Maomao llamó discretamente a la puerta. Un sirviente la abrió y dijo: “Déjala ahí”. Dentro, una consorte con el perfume más dulce estaba sorbiendo alcohol de una taza. Debió ser muy admirada por su belleza en aquellos días de halcones antes de llegar al palacio, pero cuando llegó aquí descubrió que había sabido tanto del mundo exterior como una rana que había pasado su vida en un pozo. Apiñada por el conjunto de flores deslumbrantes de este jardín, había perdido la voluntad de seguir luchando por un lugar aquí, y últimamente había dejado de salir de su habitación.

Sabes que nadie va a venir a visitarte en tu propia habitación, ¿verdad?

Maomao cambió la cesta que llevaba en sus brazos por la que estaba en la puerta y volvió a la lavandería. Todavía había mucho trabajo por hacer. Puede que no viniera al palacio por voluntad propia, pero al menos le pagaban, y tenía la intención de ganarse la vida. Maomao, la boticaria, era diligente, al menos. Si mantenía la cabeza gacha y hacía su trabajo, podía esperar dejar este lugar algún día, si nunca, asumió, para ganar el reconocimiento real.

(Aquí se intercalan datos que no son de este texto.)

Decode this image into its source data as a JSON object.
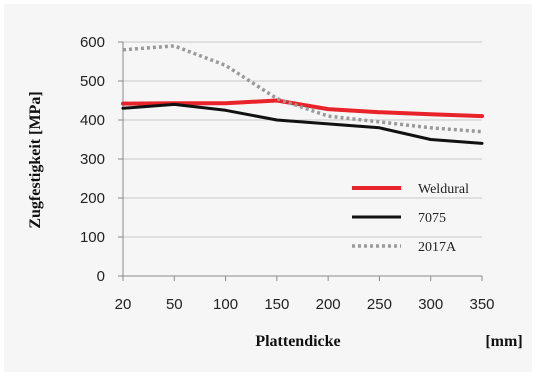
{
  "chart_data": {
    "type": "line",
    "title": "",
    "xlabel": "Plattendicke",
    "xunit": "[mm]",
    "ylabel": "Zugfestigkeit  [MPa]",
    "x": [
      20,
      50,
      100,
      150,
      200,
      250,
      300,
      350
    ],
    "xticks": [
      "20",
      "50",
      "100",
      "150",
      "200",
      "250",
      "300",
      "350"
    ],
    "yticks": [
      "0",
      "100",
      "200",
      "300",
      "400",
      "500",
      "600"
    ],
    "ylim": [
      0,
      600
    ],
    "grid": "horizontal",
    "legend_position": "right",
    "series": [
      {
        "name": "Weldural",
        "color": "#e8232a",
        "style": "solid",
        "values": [
          442,
          443,
          443,
          450,
          428,
          420,
          415,
          410
        ]
      },
      {
        "name": "7075",
        "color": "#111111",
        "style": "solid",
        "values": [
          430,
          440,
          425,
          400,
          390,
          380,
          350,
          340
        ]
      },
      {
        "name": "2017A",
        "color": "#9a9a9a",
        "style": "dotted",
        "values": [
          580,
          590,
          540,
          455,
          410,
          395,
          380,
          370
        ]
      }
    ]
  }
}
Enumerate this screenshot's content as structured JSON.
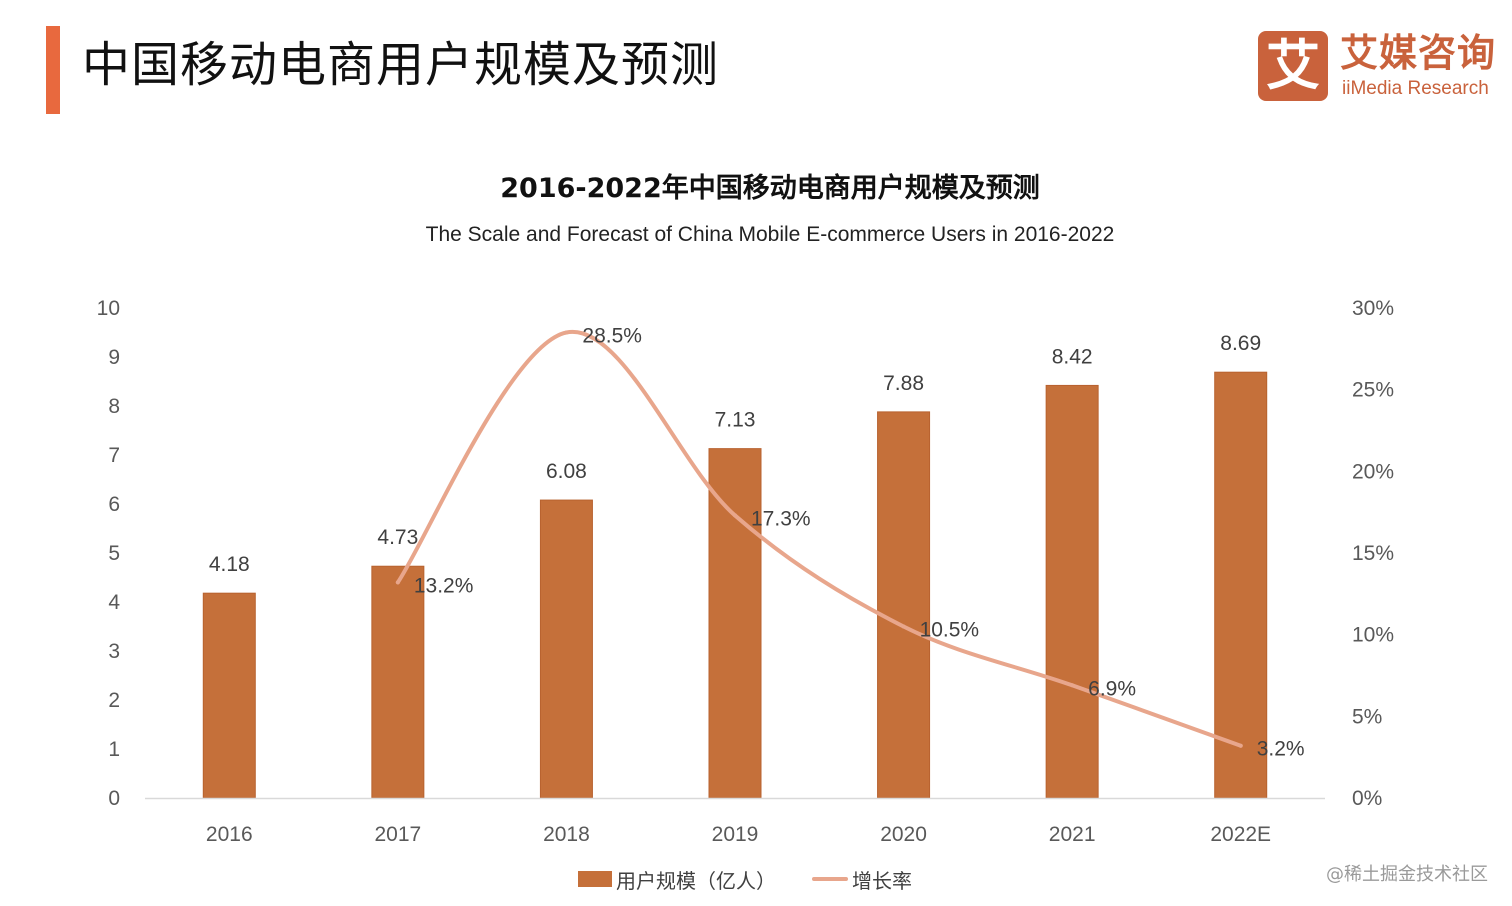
{
  "header": {
    "title": "中国移动电商用户规模及预测",
    "logo_badge": "艾",
    "logo_cn": "艾媒咨询",
    "logo_en": "iiMedia Research"
  },
  "watermark": "@稀土掘金技术社区",
  "colors": {
    "accent": "#e8693e",
    "bar": "#c5703a",
    "line": "#e8a68c",
    "logo": "#c9623c"
  },
  "chart_data": {
    "type": "bar",
    "title": "2016-2022年中国移动电商用户规模及预测",
    "subtitle": "The Scale and Forecast of China Mobile E-commerce Users in 2016-2022",
    "categories": [
      "2016",
      "2017",
      "2018",
      "2019",
      "2020",
      "2021",
      "2022E"
    ],
    "series": [
      {
        "name": "用户规模（亿人）",
        "type": "bar",
        "axis": "left",
        "values": [
          4.18,
          4.73,
          6.08,
          7.13,
          7.88,
          8.42,
          8.69
        ],
        "labels": [
          "4.18",
          "4.73",
          "6.08",
          "7.13",
          "7.88",
          "8.42",
          "8.69"
        ]
      },
      {
        "name": "增长率",
        "type": "line",
        "axis": "right",
        "smooth": true,
        "values": [
          null,
          13.2,
          28.5,
          17.3,
          10.5,
          6.9,
          3.2
        ],
        "labels": [
          null,
          "13.2%",
          "28.5%",
          "17.3%",
          "10.5%",
          "6.9%",
          "3.2%"
        ]
      }
    ],
    "y_left": {
      "min": 0,
      "max": 10,
      "ticks": [
        "0",
        "1",
        "2",
        "3",
        "4",
        "5",
        "6",
        "7",
        "8",
        "9",
        "10"
      ]
    },
    "y_right": {
      "min": 0,
      "max": 30,
      "ticks": [
        "0%",
        "5%",
        "10%",
        "15%",
        "20%",
        "25%",
        "30%"
      ]
    },
    "xlabel": "",
    "ylabel": "",
    "grid": false,
    "legend": "bottom-center"
  }
}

Tristemente, el pensamiento de Maomao era — digamos ingenuo. Ella no sabía lo que iba a pasar. Nadie lo sabe; esa es la naturaleza de la vida. Maomao era una pensadora relativamente objetiva para una chica de diecisiete años, pero tenía algunas cualidades que la perseguían continuamente. Para una, la curiosidad; y para otra, el hambre de conocimiento. Y luego estaba su tranquilo e inconfundible sentido de la justicia.

Unos días después, Maomao descubriría una misteriosa y terrible verdad sobre la muerte de varios niños en el palacio trasero. Algunos decían que era una maldición para cualquier concubina que se atreviera a tener un heredero, pero Maomao se negó a considerar el asunto como algo sobrenatural.